Exclusif
Pour les femmes rien ne sera jamais pareil.
Publié le par Journal du Luxe
Le Club des Chroniqueurs du Journal du Luxe présente en exclusivité la nouvelle chronique de Jeanne Bordeau, linguiste, véritable détectrice de tendances sur ce que le langage nous raconte du luxe.
Depuis que je compose des tableaux artistiques de mots en puisant dans des milliers de pages de journaux, j’ai vu l’univers lexical de la femme évoluer. En effet, il n’y pas si longtemps les sujets féminins étaient reliés à la beauté, au quotidien, à des sujets de société légers, aux bons plans et à une consommation non réfléchie. Mais, et tant mieux, « la génération Yoga » a cédé sa place au « #metoo » et au « ras le viol » ! Plus rien ne sera jamais pareil, même pour le luxe.
Le féminin change de dimension et cela change le luxe.
« Féminicide » sera donc l’un des mots de 2019. Avec près de « 149 »femmes mortes à cause de « violences conjugales ». Le 3 septembre, « Marlène Schiappa », la « Secrétaire d’Etat chargée de L’Égalité entre les femmes et les hommes » préside « Un Grenelle des violences conjugales ». Les femmes revendiquent parallèlement la nécessité de « dégenrer ». Dire stop aux carcans des sexes. Le préfixe « trans » est l’un des préfixes de l’année. La question du « transgenre » et de son acceptation fait chavirer une vision trop rose bonbon de la Femme.
On entre donc dans la société « Post MeToo », on en a assez d’un monde « pensé pour les hommes ». La « Cheffe » prend le pouvoir. Oui, l’égalité c’est tout de suite et maintenant : « le féminisme je veux tout » se répand. Et, cette égalité se traduit même par une nouvelle liberté : « avec la loi bioéthique, le père devient optionnel ». Les hommes, eux, se cherchent entre « masculinisme » et « mâle de vivre ». Une autre mode et un luxe responsable ne peuvent que naître de ces bouleversements.
Des figures et des engagements.
Des femmes inspirantes ? Oui, de « Elisabeth II l’insubmersible » à l’actrice « Saoirse Ronan ». Et, il ne faudrait pas oublier le classicisme de « Christine Lagarde » ou « Ursula von der Leyen » à la tête de la Commission Européenne. A propos d’engagement, puisqu’il faut « aimer son âge », il convient de prendre soin de soi avec une « beauté engagée », une « clean beauty », un « écoféminisme ».

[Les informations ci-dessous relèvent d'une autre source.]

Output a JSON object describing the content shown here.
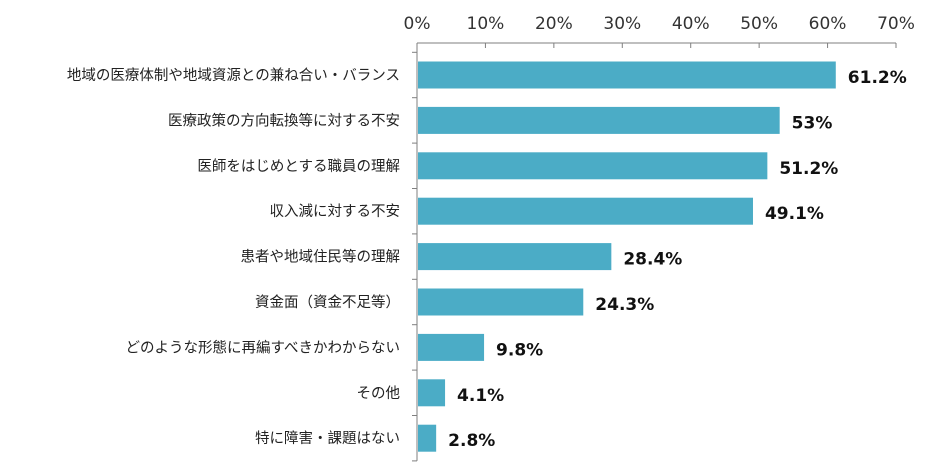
{
  "chart_data": {
    "type": "bar",
    "orientation": "horizontal",
    "title": "",
    "xlabel": "",
    "ylabel": "",
    "categories": [
      "地域の医療体制や地域資源との兼ね合い・バランス",
      "医療政策の方向転換等に対する不安",
      "医師をはじめとする職員の理解",
      "収入減に対する不安",
      "患者や地域住民等の理解",
      "資金面（資金不足等）",
      "どのような形態に再編すべきかわからない",
      "その他",
      "特に障害・課題はない"
    ],
    "values": [
      61.2,
      53,
      51.2,
      49.1,
      28.4,
      24.3,
      9.8,
      4.1,
      2.8
    ],
    "value_labels": [
      "61.2%",
      "53%",
      "51.2%",
      "49.1%",
      "28.4%",
      "24.3%",
      "9.8%",
      "4.1%",
      "2.8%"
    ],
    "xlim": [
      0,
      70
    ],
    "x_ticks": [
      0,
      10,
      20,
      30,
      40,
      50,
      60,
      70
    ],
    "x_tick_labels": [
      "0%",
      "10%",
      "20%",
      "30%",
      "40%",
      "50%",
      "60%",
      "70%"
    ],
    "x_axis_position": "top",
    "grid": false,
    "legend": "none",
    "bar_color": "#4BACC6",
    "axis_color": "#7f7f7f"
  }
}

Et il convient aussi de respecter « l’écologie cutanée » c’est-à-dire la qualité de vie de sa peau. Evidemment pour s’habiller, on privilégiera la « mode green ». « Le luxe responsable » s’impose : déjà depuis 2012 LVMH s’est engagé avec son « programme Life » pour préserver les ressources. Dior convoque même un décor formé par une forêt d’arbres pour sa « semaine de présentation des collections de prêt-à-porter printemps-été 2020 » à Paris. Hermès annonce dans un manifeste sa volonté de faire un « usage pérenne et raisonné des ressources de la planète ». Le « green » n’est pas l’apanage du néo luxe. Le respect des matières sources et de l’économie circulaire n’est plus un luxe pour les Maisons, qu’elles soient nouvelles ou riche d’une histoire longue. On est responsable, on incarne un « luxe véritablement responsable ».
Universellement engagé.
C’est une parole mondiale qui s’installe sur tous les continents. Une parole au féminin lucide. Si Courbet séduit ses adeptes, c’est également parce qu’il clame haut et fort sa posture de « joaillier écologique ». Même les bâches publicitaires géantes peuvent devenir accessoires de mode, comme l’illustre l’histoire des sacs upcyclés Bilum.
Le beau va-t-il devenir universel ? De Tokyo à Los Angeles, de Londres au Cap, la beauté d’un article luxueux s’appréciera-t-elle selon son style et le soin qu’elle apporte à l’humain et à la nature. Plus ne sera jamais pareil pour la Femme : en éveil face aux défis de la modernité, elle ne veut plus d’un luxe qui oublierait d’être militant.
Jeanne Bordeau, « Les Chroniques de Madame Langage ».